The Azkaban breakout had happened after Christmas in the original story. Last night should have been Mr. Weasley's snake attack — the scenario Kevin had been quietly preparing for. He'd had it mapped out: the attack, the badge triggering, Dumbledore Apparating directly to St. Mungo's, the snake in custody, the possibility of examining a living Horcrux carrier under controlled conditions.
That opportunity had just evaporated. Voldemort had rearranged his schedule.
More troubling: if the Azkaban breakout had moved up, where had the snake gone? Had the attack on Mr. Weasley been cancelled entirely, or simply delayed? And if Dumbledore was now heading out to retrieve Horcruxes on an accelerated timeline — the ring in Little Hangleton — was he walking into a trap that had been set specifically because Voldemort knew Dumbledore would move early?
In the original story, Dumbledore had come back from the ring with a blackened hand. A curse, almost certainly embedded in the Horcrux itself or in the space around it — the kind of thing designed to punish exactly the person who would come looking.
Kevin needed to flag this.
"You've gone quiet again," Harry said, nudging him.
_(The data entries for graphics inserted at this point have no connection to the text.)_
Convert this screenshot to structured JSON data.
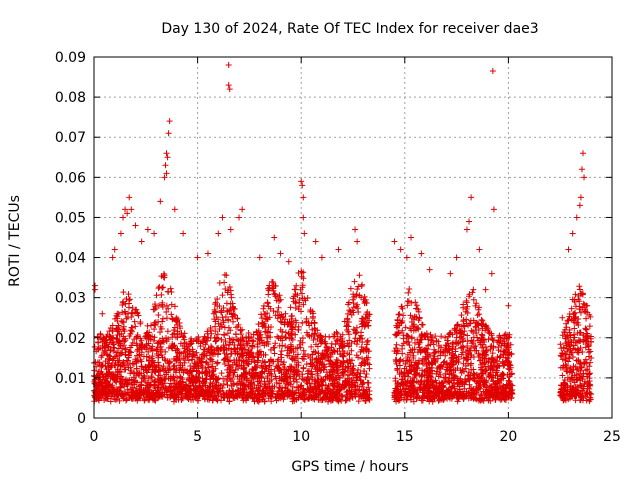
{
  "chart_data": {
    "type": "scatter",
    "title": "Day 130 of 2024, Rate Of TEC Index for receiver dae3",
    "xlabel": "GPS time / hours",
    "ylabel": "ROTI / TECUs",
    "xlim": [
      0,
      25
    ],
    "ylim": [
      0,
      0.09
    ],
    "xticks": [
      "0",
      "5",
      "10",
      "15",
      "20",
      "25"
    ],
    "yticks": [
      "0",
      "0.01",
      "0.02",
      "0.03",
      "0.04",
      "0.05",
      "0.06",
      "0.07",
      "0.08",
      "0.09"
    ],
    "grid": true,
    "marker": "+",
    "color": "#e00000",
    "data_gaps_hours": [
      [
        13.3,
        14.5
      ],
      [
        20.2,
        22.5
      ]
    ],
    "series": [
      {
        "points": [
          [
            0.05,
            0.033
          ],
          [
            0.05,
            0.032
          ],
          [
            0.4,
            0.026
          ],
          [
            0.9,
            0.04
          ],
          [
            1.0,
            0.042
          ],
          [
            1.3,
            0.046
          ],
          [
            1.4,
            0.05
          ],
          [
            1.5,
            0.052
          ],
          [
            1.6,
            0.051
          ],
          [
            1.7,
            0.055
          ],
          [
            1.8,
            0.052
          ],
          [
            2.0,
            0.048
          ],
          [
            2.3,
            0.044
          ],
          [
            2.6,
            0.047
          ],
          [
            2.9,
            0.046
          ],
          [
            3.2,
            0.054
          ],
          [
            3.4,
            0.06
          ],
          [
            3.5,
            0.061
          ],
          [
            3.45,
            0.063
          ],
          [
            3.5,
            0.066
          ],
          [
            3.55,
            0.065
          ],
          [
            3.6,
            0.071
          ],
          [
            3.65,
            0.074
          ],
          [
            3.9,
            0.052
          ],
          [
            4.3,
            0.046
          ],
          [
            5.0,
            0.04
          ],
          [
            5.5,
            0.041
          ],
          [
            6.0,
            0.046
          ],
          [
            6.2,
            0.05
          ],
          [
            6.5,
            0.088
          ],
          [
            6.5,
            0.083
          ],
          [
            6.55,
            0.082
          ],
          [
            6.6,
            0.047
          ],
          [
            7.0,
            0.05
          ],
          [
            7.15,
            0.052
          ],
          [
            8.0,
            0.04
          ],
          [
            8.7,
            0.045
          ],
          [
            9.0,
            0.041
          ],
          [
            9.4,
            0.039
          ],
          [
            10.0,
            0.059
          ],
          [
            10.05,
            0.058
          ],
          [
            10.1,
            0.055
          ],
          [
            10.1,
            0.05
          ],
          [
            10.15,
            0.046
          ],
          [
            10.7,
            0.044
          ],
          [
            11.0,
            0.04
          ],
          [
            11.8,
            0.042
          ],
          [
            12.6,
            0.047
          ],
          [
            12.7,
            0.044
          ],
          [
            13.1,
            0.025
          ],
          [
            14.5,
            0.044
          ],
          [
            14.8,
            0.042
          ],
          [
            15.1,
            0.04
          ],
          [
            15.3,
            0.045
          ],
          [
            15.8,
            0.041
          ],
          [
            16.2,
            0.037
          ],
          [
            17.2,
            0.036
          ],
          [
            17.5,
            0.04
          ],
          [
            18.0,
            0.047
          ],
          [
            18.1,
            0.049
          ],
          [
            18.2,
            0.055
          ],
          [
            18.6,
            0.042
          ],
          [
            18.9,
            0.032
          ],
          [
            19.2,
            0.036
          ],
          [
            19.25,
            0.0865
          ],
          [
            19.3,
            0.052
          ],
          [
            20.0,
            0.028
          ],
          [
            22.6,
            0.025
          ],
          [
            22.9,
            0.042
          ],
          [
            23.1,
            0.046
          ],
          [
            23.3,
            0.05
          ],
          [
            23.45,
            0.053
          ],
          [
            23.5,
            0.055
          ],
          [
            23.55,
            0.062
          ],
          [
            23.6,
            0.066
          ],
          [
            23.65,
            0.06
          ],
          [
            23.8,
            0.028
          ]
        ]
      }
    ]
  }
}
"Just thinking about whether my Christmas plans with Hermione are going to survive the week."
"..."
Harry and Ron exchanged a look. Hermione's cheeks went pink, but she didn't argue. The shift in energy was deliberate — Kevin had decided not to share his actual concern in a crowded dining hall — and she recognised it for what it was.
The conversation moved to holiday plans. Light, practical, relatively harmless. Kevin let it carry him along.
After breakfast, he went to his workroom and wrote Dumbledore a letter.
He didn't attempt to explain the full picture — Dumbledore was not the kind of man who needed every detail spelled out, and he was not the kind of man who blundered into traps out of carelessness. If Kevin had spotted the ring risk, Dumbledore had almost certainly spotted it first, assessed it from seven different angles, and made a plan. That was simply who he was.
What Kevin could offer was the back-up. If you need another pair of hands, or someone standing outside a door, write and I'll come. He also flagged the locket situation: still intact, still untouched, still sitting where they'd agreed to leave it. Dumbledore had wanted to wait — to use the locket as a test, to see whether Voldemort reacted to a missing Horcrux before they committed to a destruction timeline. The logic was sound. Regulus Black had swapped it years ago, and Voldemort had never noticed. That gap in his awareness was an intelligence asset.
Kevin sealed the letter, sent it off, and went back to his curse research.